Focused on advancement, UM-Dearborn and Ford Motor Co. are partnering this summer to foster future research collaboration.
The Ford Innovation Alliance’s Ford Faculty Internship is a new initiative in the university’s longstanding relationship with the multinational automaker. The program invites a select group of faculty to work with Ford’s technical staff.
Five faculty were selected to participated in the program because their backgrounds fit Ford's top research priorities in automation, cyber security, software quality, data science and power electronics.
UM-Dearborn faculty participants are: Electrical and Computer Engineering Assistant Professor Stanley Baek, Industrial and Manufacturing Systems Engineering Associate Professor Yung-wen Liu, Computer and Information Science Associate Professor Brahim Medjahed, Electrical and Computer Engineering Associate Professor Hafiz Malik, and Electrical and Computer Engineering Assistant Professor Samir Rawashdeh.
Faculty participation in the summer internship program provides the opportunity to learn first-hand about current challenges in the auto industry and to apply their expertise to generating new and innovative solutions, said UM-Dearborn Campus Director for Research John Cristiano.
“These collaborations will provide the understanding and basis for the development of future proposals to the Ford Innovation Alliance.

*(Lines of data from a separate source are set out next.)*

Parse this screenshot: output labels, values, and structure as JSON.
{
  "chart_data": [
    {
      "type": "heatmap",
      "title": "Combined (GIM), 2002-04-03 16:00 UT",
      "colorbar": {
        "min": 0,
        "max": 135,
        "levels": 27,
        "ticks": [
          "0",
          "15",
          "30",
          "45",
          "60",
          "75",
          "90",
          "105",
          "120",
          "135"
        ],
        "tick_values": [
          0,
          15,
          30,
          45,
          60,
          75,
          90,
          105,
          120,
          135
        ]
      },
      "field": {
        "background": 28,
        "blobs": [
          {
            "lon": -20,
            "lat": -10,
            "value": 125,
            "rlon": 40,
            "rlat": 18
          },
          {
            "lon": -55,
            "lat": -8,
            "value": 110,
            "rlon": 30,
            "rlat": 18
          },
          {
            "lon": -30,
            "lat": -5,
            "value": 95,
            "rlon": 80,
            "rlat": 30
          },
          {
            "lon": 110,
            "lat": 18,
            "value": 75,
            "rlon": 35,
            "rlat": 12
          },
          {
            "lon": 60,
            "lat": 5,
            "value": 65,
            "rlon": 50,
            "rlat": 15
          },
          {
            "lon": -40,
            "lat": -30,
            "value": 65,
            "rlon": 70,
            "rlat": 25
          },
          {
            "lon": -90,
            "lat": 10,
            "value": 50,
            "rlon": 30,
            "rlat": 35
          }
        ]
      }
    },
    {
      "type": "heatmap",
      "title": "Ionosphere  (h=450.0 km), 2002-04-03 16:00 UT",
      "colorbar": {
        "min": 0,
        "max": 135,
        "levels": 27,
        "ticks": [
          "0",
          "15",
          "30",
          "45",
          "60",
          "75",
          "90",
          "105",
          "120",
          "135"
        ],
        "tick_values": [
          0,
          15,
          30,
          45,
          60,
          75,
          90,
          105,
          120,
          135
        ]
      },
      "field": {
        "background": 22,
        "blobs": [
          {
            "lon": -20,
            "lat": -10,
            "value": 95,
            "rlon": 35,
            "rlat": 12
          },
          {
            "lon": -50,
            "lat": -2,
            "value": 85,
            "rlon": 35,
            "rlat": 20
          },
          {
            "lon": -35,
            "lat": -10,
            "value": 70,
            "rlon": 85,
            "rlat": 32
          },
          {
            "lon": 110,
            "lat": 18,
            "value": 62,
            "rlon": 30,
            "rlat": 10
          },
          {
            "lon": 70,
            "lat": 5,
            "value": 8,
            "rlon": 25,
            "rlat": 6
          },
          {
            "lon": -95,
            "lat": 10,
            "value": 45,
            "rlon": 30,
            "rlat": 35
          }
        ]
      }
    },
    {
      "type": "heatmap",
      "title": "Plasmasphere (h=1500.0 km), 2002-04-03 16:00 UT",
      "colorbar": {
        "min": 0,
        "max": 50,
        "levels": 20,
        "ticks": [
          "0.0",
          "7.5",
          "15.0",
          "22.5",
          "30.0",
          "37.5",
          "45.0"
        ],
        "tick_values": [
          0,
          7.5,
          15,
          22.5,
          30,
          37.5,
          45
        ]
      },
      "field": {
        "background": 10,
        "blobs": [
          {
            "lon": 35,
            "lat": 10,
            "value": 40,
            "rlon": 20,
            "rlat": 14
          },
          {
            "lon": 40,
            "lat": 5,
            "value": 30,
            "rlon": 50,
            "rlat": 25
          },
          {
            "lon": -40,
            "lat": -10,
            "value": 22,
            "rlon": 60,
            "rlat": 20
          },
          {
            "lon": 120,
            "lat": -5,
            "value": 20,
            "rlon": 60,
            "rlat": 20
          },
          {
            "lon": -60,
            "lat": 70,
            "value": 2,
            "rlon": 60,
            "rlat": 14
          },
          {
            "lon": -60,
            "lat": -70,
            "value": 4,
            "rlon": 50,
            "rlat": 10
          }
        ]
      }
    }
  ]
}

These projects fund research that benefits Ford and involve students who can be part of a talent pipeline to Ford,” he said. “In addition, the expansion of the network of faculty that have experience and personal connections within Ford and whose technical expertise can be leveraged by Ford on current and future research problems, serves to further deepen the relationship with UM-Dearborn.”
The program also helps build connections between UM-Dearborn faculty members and their colleagues in the automotive industry. The internship, which isn’t project based, has the goal to explore potential research topics with Ford collaborators who share common technical interests and network with the research community at Ford.
Amy Skehan, University Program Manager, External Alliances, Research and Advanced Engineering at Ford, said one of the strengths of the Ford Innovation Alliance is the depth of the relationships that have been created between researchers at Ford and the faculty.
“Ultimately, the goal for this partnership is for Ford researchers to develop new relationships with faculty experts at UM-Dearborn, leading to opportunities for Alliance projects that yield technological advancements vitally important to the evolving industry needs.”